Background
One important defense mechanism against invading pathogens involves interactions between sensory peripheral nociceptor pain neurons innervating all mucosal tissues, and resident immune and epithelial cells. We discovered that the nociceptor-secreted neuropeptide calcitonin gene-related peptide (CGRP) exerts unexpected anti-viral functions. CGRP acts on antigen-presenting Langerhans cells (LCs) and inhibits their infections with human immunodeficiency virus type 1 (HIV-1) and herpes simplex virus type 2 (HSV-2), which synergize during their co-infection.
Recent results
HIV-1: CGRP secretion is induced upon activation of the Ca2+ ion channel transient receptor potential vanilloid 1 (TRPV1) in nociceptors. We found that this mechanism operates also in LCs, for instance the natural TRPV1 agonist cannabidiol (CBD) from Marijuana activates TRPV1 in LCs, inducing their secretion of CGRP that inhibits LCs-mediated HIV-1 transfer to CD4+ T-cells. CBD also inhibits direct HIV-1 infection of CD4+ T-cells in CGRP-independent manners. These studies support re-positioning of CBD-based formulations as novel HIV-1 pre-exposure prophylaxis (PrEP) measures, i.e. CBD PrEP.
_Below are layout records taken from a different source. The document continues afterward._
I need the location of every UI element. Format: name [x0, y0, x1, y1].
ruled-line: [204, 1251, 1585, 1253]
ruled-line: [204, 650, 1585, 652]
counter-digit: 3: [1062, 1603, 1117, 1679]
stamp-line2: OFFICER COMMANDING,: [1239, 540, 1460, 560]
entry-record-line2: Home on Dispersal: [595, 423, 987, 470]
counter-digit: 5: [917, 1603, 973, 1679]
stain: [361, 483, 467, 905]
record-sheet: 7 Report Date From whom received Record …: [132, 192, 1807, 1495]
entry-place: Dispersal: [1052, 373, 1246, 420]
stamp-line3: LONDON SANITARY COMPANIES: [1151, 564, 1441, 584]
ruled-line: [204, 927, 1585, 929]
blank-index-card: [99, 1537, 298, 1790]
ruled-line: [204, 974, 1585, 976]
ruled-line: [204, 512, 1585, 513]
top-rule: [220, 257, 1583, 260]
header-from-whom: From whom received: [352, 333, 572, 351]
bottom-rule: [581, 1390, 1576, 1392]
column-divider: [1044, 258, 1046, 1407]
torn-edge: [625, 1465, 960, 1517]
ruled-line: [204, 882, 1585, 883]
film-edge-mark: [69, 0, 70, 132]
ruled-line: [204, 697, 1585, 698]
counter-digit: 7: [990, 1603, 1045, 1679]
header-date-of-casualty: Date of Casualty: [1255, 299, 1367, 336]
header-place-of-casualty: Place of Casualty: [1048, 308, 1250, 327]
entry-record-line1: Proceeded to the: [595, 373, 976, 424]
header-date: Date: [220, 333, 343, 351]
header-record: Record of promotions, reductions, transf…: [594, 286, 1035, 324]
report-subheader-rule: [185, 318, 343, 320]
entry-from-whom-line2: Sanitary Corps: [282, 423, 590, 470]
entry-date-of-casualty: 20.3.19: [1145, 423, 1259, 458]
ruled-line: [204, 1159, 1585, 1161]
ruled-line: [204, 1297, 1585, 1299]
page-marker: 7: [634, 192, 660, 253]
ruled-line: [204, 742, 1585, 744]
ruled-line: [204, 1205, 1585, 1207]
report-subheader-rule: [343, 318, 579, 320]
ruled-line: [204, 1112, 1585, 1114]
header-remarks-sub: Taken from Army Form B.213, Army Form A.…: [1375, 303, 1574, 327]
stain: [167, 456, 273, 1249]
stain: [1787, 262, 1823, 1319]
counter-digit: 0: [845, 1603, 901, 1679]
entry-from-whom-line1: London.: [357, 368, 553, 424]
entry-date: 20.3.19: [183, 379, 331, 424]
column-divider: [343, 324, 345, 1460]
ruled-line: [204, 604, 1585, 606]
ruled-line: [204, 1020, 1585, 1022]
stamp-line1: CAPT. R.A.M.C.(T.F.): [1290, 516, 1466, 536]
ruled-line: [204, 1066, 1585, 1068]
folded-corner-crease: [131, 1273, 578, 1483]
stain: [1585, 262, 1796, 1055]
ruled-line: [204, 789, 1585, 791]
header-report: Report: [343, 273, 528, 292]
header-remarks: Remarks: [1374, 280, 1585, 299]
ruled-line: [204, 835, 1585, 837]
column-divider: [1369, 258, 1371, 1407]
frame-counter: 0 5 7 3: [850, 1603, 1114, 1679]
HSV-2: To better mimic the neuroimmune tissue architecture, we developed a microfluidic ‘mucosa-on-chip’ model, combining CGRP+ nociceptors with genital epithelial cells and LCs. In this model, LCs relay HSV-2 to nociceptor axonal endings, leading to axonal degeneration and CGRP reduction. These studies suggest active roles of LCs in HSV-2 infection and latency establishment in nociceptors.
SARS-CoV-2: CGRP could control coronavirus disease 19 (COVID-19) symptoms, due to its anti-hypertensive/inflammatory functions. We found elevated CGRP pulmonary levels in early severe acute respiratory syndrome coronavirus 2 (SARS-CoV-2)-positive, but not late SARS-CoV-2-negative, critical COVID-19 patients. Moreover, CGRP acts directly on bronchial epithelial cells, decreasing their surface expression of SARS-CoV-2 entry receptors thereby inhibiting their infection. These studies indicate that CGRP mediates beneficial SARS-CoV-2 clearance.
Significance
Our studies identify novel mucosal neuroimmune and neuroepithelial interactions, which could be harnessed clinically against a variety of mucosal viruses.